Father squeezes my hand and lets go. “You were the sweetest creature. Could scream like a banshee when you had to, but the rest of the time, you were impossibly good. Just like you are now.”

This conversation is like a strange dream. Marriage? Kids? It never occurred to me that my father and grandmother had dreams for me, that when I was born, these people, who were so different back then, imagined a beautiful, perfect life for me. I wonder what they wanted for me. I wonder what they wanted for themselves.

What does happiness look like? Before, it looked like heading to the palace with my grandmother to tutor the prince. Happiness was when my dad, the best man alive, would greet me from his chair in the evening and wrap me up in a hug after I got back from tutoring with Grandmother, before his pain made everything a thousand times worse. But a life where my father worked and I got married and had kids… it just didn’t seem possible.

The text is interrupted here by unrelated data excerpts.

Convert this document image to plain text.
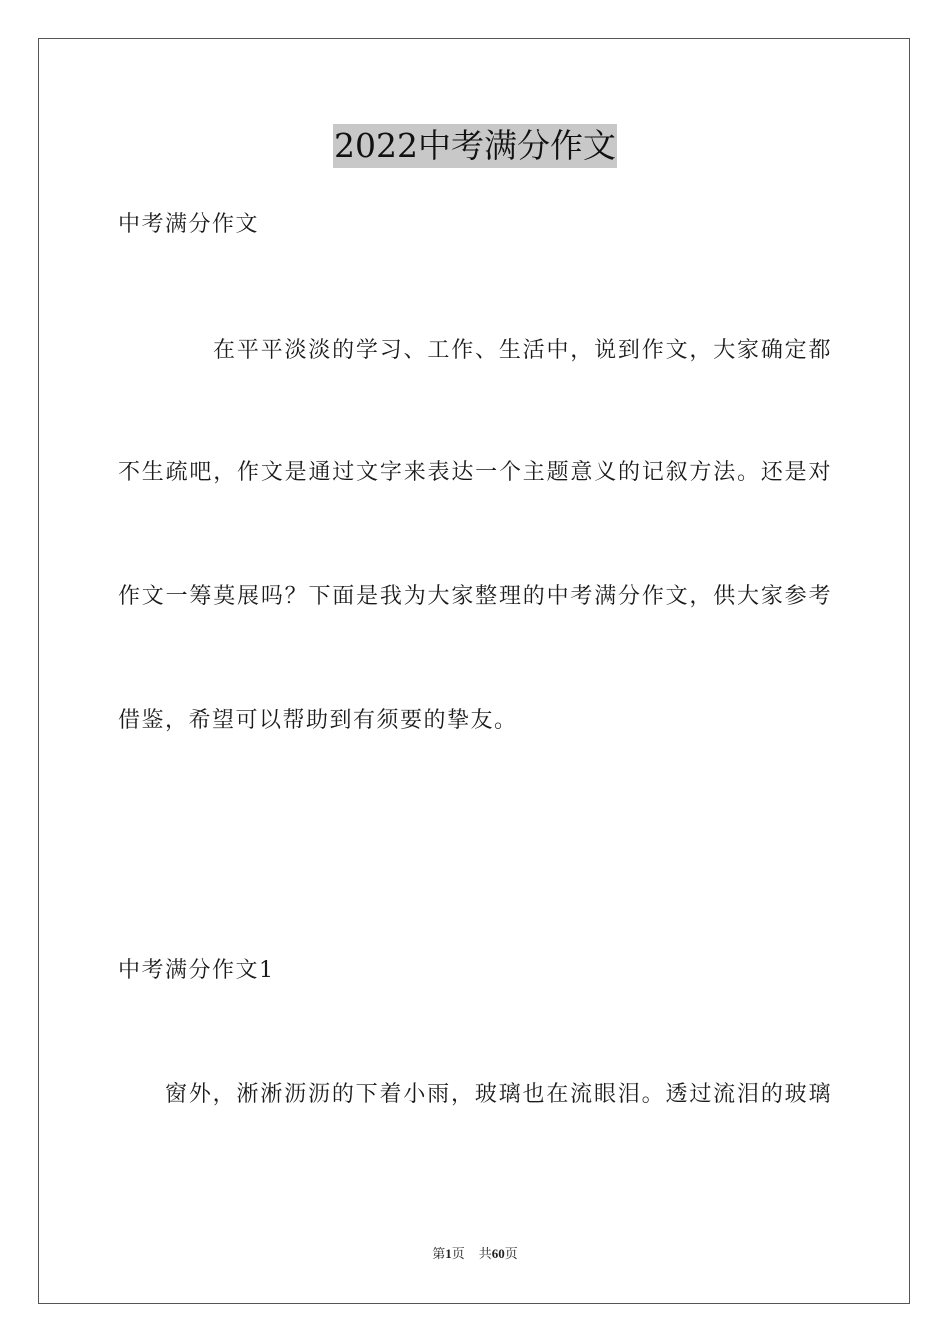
2022中考满分作文
中考满分作文
在平平淡淡的学习、工作、生活中，说到作文，大家确定都
不生疏吧，作文是通过文字来表达一个主题意义的记叙方法。还是对
作文一筹莫展吗？下面是我为大家整理的中考满分作文，供大家参考
借鉴，希望可以帮助到有须要的挚友。
中考满分作文1
窗外，淅淅沥沥的下着小雨，玻璃也在流眼泪。透过流泪的玻璃
第1页 共60页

“I have to finish dinner,” Grandmother says, still smiling as she heads back to the kitchen.

“Dinner?” Father grins at me, but he looks exhausted.

“Meat,” I tell him.

He gives a long sigh. “You were worth everything.”

I laugh. It’s something he always says to me. I’m not sure what everything is, but the way he says it makes me believe that he thinks I’m something amazing.

His eyes drift close. “I’m going to rest until dinner.”

“Okay.” I ruffle his hair and then press a kiss to his cheek. “I’m going to go lay down for a bit.”

He makes a little sound of acknowledgement, and I turn away from him, weighed down by thoughts and decisions I never imagined I’d have to make. I head to my bedroom, open the door, and freeze. My eyes are drawn to a glimmering gold dress on my bed.

Moving quickly, I shut the door behind me, then spin back around to the dress. I have one stupid moment when I worry that my father saw the dress, before I remember that if he saw it, he would have said something. But how did the prince get it here?